Édito 2024, Concertina
“The law of Talion”: ECPM workshop
Co-created by Prison Insider and ECPM, the “Law of Talion” workshop offered an opportunity to discuss the consequences of capital punishment for the families of convicted prisoners. On this occasion, Shole Pakravan shared her testimony. Shole’s daughter was executed in 2017, after seven years of relentless struggle against the regime that had sentenced her to death. Accused of murdering a senior member of the Islamic Guard who tried to rape her, Reyhaneh Jabbari was executed when all appeals had been exhausted.

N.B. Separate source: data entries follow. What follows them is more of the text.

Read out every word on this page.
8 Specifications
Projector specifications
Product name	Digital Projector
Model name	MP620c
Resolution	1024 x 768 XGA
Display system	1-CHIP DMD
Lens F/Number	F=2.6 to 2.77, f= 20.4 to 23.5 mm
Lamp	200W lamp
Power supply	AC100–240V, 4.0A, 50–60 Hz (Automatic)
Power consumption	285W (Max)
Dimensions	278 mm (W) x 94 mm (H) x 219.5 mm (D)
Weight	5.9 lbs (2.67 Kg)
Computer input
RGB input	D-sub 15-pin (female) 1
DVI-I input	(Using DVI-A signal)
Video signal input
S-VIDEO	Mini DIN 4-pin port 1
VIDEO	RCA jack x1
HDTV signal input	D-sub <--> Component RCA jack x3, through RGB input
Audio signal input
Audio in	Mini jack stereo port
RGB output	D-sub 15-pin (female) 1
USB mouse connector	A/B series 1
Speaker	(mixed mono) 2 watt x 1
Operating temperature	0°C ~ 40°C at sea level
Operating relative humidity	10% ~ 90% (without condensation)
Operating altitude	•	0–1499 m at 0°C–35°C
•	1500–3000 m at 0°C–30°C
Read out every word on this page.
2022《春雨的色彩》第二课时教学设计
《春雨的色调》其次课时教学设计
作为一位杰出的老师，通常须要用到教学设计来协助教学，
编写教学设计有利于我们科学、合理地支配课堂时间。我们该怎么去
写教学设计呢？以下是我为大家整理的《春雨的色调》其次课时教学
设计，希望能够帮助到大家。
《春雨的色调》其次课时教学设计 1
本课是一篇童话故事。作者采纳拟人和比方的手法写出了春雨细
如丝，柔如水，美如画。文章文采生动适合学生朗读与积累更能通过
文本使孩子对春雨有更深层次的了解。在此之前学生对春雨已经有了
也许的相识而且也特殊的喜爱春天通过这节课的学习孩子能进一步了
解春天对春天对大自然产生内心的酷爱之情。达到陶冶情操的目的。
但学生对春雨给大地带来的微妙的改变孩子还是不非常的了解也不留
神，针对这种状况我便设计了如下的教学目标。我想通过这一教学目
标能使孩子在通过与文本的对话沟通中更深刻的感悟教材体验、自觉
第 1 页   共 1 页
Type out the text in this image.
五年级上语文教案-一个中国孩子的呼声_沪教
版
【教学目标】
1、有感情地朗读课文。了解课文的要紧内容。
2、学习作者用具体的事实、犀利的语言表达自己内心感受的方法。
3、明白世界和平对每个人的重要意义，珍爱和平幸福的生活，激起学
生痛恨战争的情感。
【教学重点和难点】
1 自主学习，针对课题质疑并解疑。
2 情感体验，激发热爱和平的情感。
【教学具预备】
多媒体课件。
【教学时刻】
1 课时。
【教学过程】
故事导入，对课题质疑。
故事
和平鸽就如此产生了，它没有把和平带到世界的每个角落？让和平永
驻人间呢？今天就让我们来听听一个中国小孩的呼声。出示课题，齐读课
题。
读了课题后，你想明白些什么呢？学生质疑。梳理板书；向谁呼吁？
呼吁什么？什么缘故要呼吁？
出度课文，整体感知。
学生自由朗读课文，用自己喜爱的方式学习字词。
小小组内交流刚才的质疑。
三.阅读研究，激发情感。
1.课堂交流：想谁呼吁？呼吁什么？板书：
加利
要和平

Under Iran’s Islamic Law of Talion, murder is punishable by death. All those convicted of murder are sentenced to death by the courts. Then, the choice of whether or not to execute the condemned person is in the hands of the murdered person’s family. Capital punishment is not carried out if the victim’s family or relatives agree to pardon the person or receive financial compensation.
Shole Pakravan’s portrait
Shole Pakravan is an Iranian human rights activist who now lives in Germany. Nowadays, Shole recounts how her daughter’s strength remains anchored within her, and remembers her determination to concede nothing to the regime: in particular, she refused to allow the family of her attacker to write a letter in which she would have confessed to lying when she denounced the violence she had had to defend herself against. Shole transmits this strength to the young people she meets around the world, encouraging them to join the fight to abolish the death penalty, even with the smallest actions: “small streams make big rivers”, she insists, “just as violence, peace spreads beyond borders”.
You know, my daughter’s suffering is over, but mine and our family’s is still very much alive. We carry it in our flesh. I want people to realize that it’s not just one person who dies in an execution: the family dies with it. Western countries should consider that the death penalty in Iran concerns them too.
Shole Pakravan
The death penalty in Iran
For many years now, the Islamic Republic of Iran has been the country with the highest number of executions per inhabitant. Since the 1979 revolution, the death penalty has been regularly used by the authorities as a tool of political repression. The many convictions since the uprising triggered by the death in custody of Mahsa Amini in September 2022 are terrifying proof of this. Central figures in the Iranian population’s resistance, many women are now being executed for having attempted to resist the aggression to which they are subjected. As part of its work, ECPM publishes an annual report on the practice of the death penalty in Iran, in partnership with the Iranian association Iran Human Rights.